Отпустил ухо, за плечи схватил. Прижимаюсь к нему, левой рукой нежно вынимаю ножик и ласково, но сильно, бью его в почку. Довернув, вытаскиваю с оттяжечкой и втыкаю лезвие капралу под ребро, рассудив, что в его-то печень трудно не попасть. Что ему сказать напоследок? «Асталависта, бэби?» Блин, он же не понимает по-русски… да ладно, в аду переведут!
— Что-то не так, красавчик? Разве тебе не нравятся такие игры? — задушевно говорю ему, вытирая лезвие об рукав его мундира, — но ты перевозбудился, милок, остынь.
Подправим его падение, немножко поможем. Вот он и за фальшбортом. Плюх! Теперь оглянемся вокруг. Никого, все старательно смотрят «в другую сторону». Ага, стал бы он при свидетелях. Нож пока за спину и под рубаху.
— Зак, да очнись ты, Зак.
— А?
— Как по-вашему «человек за бортом»?
— Мэн ове бот.
Ору, что есть мочи, переходя в ультразвук.

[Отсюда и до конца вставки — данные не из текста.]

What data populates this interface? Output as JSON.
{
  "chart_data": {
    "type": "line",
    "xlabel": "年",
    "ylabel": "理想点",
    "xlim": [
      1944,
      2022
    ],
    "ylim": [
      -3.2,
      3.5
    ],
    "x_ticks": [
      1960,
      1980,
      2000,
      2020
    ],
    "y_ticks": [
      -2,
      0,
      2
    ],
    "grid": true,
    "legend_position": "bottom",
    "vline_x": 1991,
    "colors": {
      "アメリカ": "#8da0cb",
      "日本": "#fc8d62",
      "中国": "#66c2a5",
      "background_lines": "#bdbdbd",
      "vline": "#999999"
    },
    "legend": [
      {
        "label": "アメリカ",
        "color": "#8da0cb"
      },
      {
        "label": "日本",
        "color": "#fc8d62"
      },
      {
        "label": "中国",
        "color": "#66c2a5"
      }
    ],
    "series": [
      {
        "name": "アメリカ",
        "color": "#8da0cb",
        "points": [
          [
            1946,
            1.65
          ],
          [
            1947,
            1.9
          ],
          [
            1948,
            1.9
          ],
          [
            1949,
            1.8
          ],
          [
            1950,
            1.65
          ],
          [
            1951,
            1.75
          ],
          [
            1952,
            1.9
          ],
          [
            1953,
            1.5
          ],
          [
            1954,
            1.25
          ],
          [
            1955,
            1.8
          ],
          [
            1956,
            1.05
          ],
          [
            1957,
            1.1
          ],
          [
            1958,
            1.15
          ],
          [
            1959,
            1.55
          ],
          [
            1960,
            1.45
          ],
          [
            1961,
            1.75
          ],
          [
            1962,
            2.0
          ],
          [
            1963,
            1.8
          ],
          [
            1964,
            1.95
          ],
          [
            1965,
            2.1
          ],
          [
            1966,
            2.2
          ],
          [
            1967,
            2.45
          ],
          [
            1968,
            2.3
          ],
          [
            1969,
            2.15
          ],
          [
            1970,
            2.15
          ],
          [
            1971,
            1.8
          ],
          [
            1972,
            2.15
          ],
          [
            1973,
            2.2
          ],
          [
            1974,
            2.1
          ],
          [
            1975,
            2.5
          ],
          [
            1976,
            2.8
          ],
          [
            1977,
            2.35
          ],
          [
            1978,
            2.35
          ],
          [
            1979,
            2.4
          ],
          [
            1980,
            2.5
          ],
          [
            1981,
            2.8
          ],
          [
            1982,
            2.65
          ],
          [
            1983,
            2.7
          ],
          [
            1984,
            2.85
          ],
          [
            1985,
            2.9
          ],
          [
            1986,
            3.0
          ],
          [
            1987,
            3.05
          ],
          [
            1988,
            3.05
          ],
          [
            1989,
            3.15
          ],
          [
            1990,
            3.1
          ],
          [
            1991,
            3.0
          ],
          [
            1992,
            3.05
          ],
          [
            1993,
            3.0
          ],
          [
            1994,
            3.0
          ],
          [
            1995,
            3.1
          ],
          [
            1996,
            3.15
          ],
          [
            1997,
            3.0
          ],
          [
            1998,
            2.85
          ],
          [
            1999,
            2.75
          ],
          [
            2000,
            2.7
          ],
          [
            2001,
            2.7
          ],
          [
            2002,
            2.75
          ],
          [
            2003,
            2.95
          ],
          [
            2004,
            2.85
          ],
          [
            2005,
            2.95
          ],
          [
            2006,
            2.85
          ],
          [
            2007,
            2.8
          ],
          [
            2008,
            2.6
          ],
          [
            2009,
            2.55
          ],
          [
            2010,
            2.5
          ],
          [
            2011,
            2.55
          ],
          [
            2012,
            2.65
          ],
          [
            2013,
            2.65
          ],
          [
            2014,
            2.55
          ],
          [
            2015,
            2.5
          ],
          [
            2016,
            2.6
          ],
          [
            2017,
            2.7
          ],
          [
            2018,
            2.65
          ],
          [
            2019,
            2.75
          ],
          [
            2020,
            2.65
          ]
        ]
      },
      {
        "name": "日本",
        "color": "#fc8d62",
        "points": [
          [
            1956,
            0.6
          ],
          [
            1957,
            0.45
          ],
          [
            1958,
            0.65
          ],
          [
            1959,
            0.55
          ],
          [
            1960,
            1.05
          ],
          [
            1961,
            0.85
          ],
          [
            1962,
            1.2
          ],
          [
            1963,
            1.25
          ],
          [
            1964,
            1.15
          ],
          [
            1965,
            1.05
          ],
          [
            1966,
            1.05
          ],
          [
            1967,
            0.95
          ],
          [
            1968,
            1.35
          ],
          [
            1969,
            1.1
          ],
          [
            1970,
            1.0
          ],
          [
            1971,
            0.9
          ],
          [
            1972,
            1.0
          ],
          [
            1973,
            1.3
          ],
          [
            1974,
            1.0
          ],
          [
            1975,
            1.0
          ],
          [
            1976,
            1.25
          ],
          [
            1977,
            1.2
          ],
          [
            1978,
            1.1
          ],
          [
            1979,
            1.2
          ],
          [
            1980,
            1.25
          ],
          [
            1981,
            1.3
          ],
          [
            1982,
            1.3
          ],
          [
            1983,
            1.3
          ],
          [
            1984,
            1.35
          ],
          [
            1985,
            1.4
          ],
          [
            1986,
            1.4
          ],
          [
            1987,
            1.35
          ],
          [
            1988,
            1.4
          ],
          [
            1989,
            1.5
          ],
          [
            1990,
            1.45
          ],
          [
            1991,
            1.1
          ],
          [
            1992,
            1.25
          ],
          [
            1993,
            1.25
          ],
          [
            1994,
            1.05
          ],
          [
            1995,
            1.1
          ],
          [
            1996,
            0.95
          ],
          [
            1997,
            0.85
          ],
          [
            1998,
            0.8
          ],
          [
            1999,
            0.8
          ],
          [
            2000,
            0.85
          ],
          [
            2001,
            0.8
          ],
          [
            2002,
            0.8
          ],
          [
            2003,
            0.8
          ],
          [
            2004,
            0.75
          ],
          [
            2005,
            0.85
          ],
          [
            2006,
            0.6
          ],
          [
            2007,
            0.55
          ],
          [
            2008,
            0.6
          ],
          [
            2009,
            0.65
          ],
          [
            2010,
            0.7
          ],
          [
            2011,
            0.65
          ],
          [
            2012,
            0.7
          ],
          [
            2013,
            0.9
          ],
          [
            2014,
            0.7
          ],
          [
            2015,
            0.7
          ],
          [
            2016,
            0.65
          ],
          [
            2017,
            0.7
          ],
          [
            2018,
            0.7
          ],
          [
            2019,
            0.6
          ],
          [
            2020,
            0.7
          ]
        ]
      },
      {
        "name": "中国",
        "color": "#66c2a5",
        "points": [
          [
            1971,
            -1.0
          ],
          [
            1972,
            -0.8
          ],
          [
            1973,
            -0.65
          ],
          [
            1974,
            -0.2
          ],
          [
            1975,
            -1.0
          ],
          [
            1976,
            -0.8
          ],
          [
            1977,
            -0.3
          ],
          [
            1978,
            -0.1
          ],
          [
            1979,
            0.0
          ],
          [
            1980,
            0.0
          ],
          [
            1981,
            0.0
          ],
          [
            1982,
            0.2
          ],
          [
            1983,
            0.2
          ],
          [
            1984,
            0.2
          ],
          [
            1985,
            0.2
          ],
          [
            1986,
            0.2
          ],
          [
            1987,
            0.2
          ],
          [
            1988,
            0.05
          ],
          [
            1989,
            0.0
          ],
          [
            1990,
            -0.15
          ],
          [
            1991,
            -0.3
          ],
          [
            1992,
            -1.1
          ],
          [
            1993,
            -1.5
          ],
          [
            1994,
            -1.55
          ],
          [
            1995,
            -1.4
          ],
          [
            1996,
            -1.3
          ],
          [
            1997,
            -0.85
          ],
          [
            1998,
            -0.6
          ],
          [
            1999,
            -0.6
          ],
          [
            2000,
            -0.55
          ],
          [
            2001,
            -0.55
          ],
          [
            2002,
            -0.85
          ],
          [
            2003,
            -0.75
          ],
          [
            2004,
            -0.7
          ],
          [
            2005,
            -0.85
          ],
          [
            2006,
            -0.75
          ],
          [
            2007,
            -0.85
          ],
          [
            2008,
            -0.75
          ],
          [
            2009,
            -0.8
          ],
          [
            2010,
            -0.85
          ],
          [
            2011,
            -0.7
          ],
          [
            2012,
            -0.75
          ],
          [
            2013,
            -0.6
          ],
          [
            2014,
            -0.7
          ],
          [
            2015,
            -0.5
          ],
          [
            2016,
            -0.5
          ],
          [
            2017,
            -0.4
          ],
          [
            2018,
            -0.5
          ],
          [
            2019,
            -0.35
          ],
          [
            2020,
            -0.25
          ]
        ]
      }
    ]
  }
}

— Ну, всё, пипец! — делает Зак промежуточные выводы.
— Ты не отключайся больше, будешь мне переводить.
Первым прибежал боцман, глянул на меня. Я стою весь такой в шоке, тычу пальцем в море. Так и есть, перегнулся через фальшборт. Выхватываю ножик и… Да что вы? Я ж не маньяк какой! Нежно и наискось засовываю улику боцману за кушак. Шаг назад, принять исходное положение.
— Заки, давай снова ты, только зареветь бы не мешало.
— Ага.
Как по заказу по щекам потекло. Боцман налюбовался, развернулся ко мне и уже открыл рот что-то вякнуть, как тут заявился Дасти с двумя матросами.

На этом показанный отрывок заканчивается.